Overall Impression — 9
I've been playing for two years. My style has changed a lot, from thrashy metalcore to wannabe progressive to death metal to neoclassical to all of that thrown together at once. All in all, this guitar makes every sound I want it to competently. If I lost it, I wouldn't buy another. I would find the jerk whodunnit and get it back from him (I'm not Bruce Wayne-rich or anything like that). I do hate changing strings, but that's the case with any guitar that has a non-fixed bridge. I compared this to similarly priced Ibanezes, ESPs, BC Riches, and a Fender Showmaster. Obviously, I chose the S420. It's comfortable, good for the money, and it does anything I try to make it do.

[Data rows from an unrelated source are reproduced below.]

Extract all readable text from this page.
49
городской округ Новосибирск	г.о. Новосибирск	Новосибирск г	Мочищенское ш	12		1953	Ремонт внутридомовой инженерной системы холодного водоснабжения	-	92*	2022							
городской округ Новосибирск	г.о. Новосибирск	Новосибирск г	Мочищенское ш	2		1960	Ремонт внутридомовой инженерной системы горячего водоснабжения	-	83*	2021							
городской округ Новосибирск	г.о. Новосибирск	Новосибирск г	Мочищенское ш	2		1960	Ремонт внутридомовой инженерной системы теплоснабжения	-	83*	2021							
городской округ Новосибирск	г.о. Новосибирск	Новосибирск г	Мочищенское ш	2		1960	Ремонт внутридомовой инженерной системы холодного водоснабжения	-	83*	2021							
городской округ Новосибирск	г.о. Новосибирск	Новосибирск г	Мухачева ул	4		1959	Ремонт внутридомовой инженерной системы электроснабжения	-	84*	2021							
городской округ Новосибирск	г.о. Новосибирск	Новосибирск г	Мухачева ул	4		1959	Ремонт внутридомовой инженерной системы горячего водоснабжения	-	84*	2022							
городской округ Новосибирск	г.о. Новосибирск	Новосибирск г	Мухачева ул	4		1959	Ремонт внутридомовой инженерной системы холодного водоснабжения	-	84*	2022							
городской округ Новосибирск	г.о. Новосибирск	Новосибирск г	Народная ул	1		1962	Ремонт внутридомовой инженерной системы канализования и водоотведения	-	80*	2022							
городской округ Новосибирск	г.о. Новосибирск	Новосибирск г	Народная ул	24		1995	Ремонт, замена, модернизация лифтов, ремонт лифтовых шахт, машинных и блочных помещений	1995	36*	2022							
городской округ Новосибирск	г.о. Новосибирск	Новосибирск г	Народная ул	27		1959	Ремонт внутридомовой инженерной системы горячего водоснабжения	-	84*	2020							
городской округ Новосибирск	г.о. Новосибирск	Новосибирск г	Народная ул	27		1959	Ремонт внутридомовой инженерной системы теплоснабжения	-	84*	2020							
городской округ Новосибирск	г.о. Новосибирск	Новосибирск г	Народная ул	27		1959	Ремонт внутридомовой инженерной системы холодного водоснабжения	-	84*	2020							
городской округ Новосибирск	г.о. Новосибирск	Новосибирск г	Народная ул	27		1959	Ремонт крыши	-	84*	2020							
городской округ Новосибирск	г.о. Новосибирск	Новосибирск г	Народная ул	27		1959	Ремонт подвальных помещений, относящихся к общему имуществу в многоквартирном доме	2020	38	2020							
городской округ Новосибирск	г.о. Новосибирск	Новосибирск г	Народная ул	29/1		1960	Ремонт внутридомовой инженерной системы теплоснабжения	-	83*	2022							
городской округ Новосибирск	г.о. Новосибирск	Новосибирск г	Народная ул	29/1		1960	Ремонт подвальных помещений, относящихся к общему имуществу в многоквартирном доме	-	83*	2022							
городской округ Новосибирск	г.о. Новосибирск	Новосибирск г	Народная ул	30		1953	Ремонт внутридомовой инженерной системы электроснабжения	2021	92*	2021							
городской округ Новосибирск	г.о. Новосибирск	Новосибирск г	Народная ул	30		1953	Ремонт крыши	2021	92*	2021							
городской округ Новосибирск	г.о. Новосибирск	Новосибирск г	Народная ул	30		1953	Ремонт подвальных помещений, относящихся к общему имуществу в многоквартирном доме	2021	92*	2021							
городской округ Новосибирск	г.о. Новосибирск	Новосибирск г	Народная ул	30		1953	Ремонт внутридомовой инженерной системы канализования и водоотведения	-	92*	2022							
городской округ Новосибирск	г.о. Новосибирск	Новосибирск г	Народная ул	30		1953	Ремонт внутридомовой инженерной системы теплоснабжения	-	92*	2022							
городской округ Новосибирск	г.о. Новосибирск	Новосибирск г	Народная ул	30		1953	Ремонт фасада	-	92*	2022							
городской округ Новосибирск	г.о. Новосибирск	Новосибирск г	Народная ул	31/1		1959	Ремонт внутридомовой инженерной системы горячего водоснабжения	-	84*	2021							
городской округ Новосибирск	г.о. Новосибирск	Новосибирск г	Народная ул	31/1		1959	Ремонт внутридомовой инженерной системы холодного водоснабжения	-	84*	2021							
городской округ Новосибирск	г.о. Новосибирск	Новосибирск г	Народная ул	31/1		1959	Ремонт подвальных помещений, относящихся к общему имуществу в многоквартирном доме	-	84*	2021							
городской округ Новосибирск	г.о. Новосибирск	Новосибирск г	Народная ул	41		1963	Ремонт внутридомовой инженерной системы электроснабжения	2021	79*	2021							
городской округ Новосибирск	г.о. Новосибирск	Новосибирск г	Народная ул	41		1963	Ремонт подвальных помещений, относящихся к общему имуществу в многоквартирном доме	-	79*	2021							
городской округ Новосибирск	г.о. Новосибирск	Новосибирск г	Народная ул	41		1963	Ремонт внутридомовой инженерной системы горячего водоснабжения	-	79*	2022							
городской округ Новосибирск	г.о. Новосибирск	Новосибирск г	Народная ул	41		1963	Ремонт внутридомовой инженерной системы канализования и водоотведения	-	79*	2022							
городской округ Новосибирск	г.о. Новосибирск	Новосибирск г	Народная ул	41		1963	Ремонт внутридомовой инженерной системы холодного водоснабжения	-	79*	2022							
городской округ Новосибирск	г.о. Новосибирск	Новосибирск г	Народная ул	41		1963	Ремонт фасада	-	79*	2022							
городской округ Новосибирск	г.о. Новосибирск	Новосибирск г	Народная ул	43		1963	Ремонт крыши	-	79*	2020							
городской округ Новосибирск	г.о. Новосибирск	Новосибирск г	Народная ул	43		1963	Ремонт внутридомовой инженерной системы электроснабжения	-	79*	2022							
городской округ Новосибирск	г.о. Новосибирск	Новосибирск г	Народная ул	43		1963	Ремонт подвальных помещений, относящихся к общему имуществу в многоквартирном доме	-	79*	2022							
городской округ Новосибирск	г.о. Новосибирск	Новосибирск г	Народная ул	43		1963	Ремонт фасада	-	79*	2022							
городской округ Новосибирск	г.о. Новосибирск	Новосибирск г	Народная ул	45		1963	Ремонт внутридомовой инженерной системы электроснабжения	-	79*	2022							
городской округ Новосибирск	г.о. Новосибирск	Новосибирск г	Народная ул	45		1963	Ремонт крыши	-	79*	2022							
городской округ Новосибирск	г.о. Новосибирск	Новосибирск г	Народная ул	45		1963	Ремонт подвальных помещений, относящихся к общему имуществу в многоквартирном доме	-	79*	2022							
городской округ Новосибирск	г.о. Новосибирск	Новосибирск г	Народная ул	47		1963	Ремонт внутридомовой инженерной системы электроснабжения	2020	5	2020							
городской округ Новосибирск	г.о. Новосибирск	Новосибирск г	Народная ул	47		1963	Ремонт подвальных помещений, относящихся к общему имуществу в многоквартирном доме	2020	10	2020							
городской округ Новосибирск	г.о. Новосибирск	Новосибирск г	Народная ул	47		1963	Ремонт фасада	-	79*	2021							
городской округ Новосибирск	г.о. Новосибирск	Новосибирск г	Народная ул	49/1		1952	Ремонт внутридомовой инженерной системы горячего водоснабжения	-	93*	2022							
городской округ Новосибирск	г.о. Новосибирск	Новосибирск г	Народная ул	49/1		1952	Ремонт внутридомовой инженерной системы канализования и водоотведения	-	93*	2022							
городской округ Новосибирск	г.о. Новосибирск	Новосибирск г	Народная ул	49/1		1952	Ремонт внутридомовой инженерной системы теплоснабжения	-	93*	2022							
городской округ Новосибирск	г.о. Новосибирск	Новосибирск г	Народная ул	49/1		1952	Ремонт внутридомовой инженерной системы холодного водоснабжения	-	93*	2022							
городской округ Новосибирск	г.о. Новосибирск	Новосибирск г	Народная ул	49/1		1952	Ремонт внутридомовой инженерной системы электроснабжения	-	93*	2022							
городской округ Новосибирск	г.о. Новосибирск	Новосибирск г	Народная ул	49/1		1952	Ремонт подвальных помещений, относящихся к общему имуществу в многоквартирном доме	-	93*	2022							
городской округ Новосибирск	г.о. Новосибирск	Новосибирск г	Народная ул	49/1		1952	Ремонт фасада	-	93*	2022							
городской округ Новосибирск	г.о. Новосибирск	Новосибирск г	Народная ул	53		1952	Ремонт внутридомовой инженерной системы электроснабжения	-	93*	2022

Reliability & Durability — 8
I dropped this guitar on its face once (completely by accident, I assure you). I put a small dent in the lower horn, but even where there was a small yet sharp indent, there was almost no chipping in the finish. The strap buttons have not given me any trouble yet. I would use it live, but not without a backup. I'm not that confident in any piece of gear. I have noticed that the control knobs are coming loose, although I've owned the guitar for nearly a year now, so I doubt that is symptomatic of poor handling at the factory. Otherwise, it plays like a dream and isn't overly difficult to adjust to new strings/tunings.
Action, Fit & Finish — 8
The action was perfect when I got this guitar. The store had ordered it for me and they took it out of the box for the first time when I came to claim it. The action was playable, although it was a little bit low. The pickups were set up competently and are neither too high nor too low. I will say this, however: because the neck is so narrow, it takes a little time to get used to the small distance between the strings. If you don't warm-up to it, your hand will become cramped uncomfortably very quickly.
Features — 9
My guitar was made in Indonesia in 2010. It has 24 jumbo frets, all of which are easily accessible even when attempting 6-8 finger tapping. The guitar is obviously a solid body, although as part of the S-series, it has little there to speak of. The finish is called "Weathered Black" on the Ibanez website. That turns out to be a non-glossy black finish with a natural-wood texture. The neck is maple with a rosewood fingerboard. The body is a Mahogany Super-strat shape with two passive double-coil pickups: an Infinity 1 in the neck position and and Infinity 2 in the bridge. There are two controls: volume and tone. There is a five way pickup selector, giving the player several sound options to choose from. The bridge is a Zero Resistance (ZR) tremolo system, which Ibanez (accurately) claims will hold tuning very reliably. The locking tuners at the nut help in that regard. There is new feature on this model, the Zero Point system, which allows the player to change the tension on the bridge more easily, limiting the necessity of a hex wrench or a screwdriver. All in all, a good set of features. The controls are comfortably out of my way when I'm playing and strumming, but they're easily in reach for changing my volume, tone, or pickup on the fly.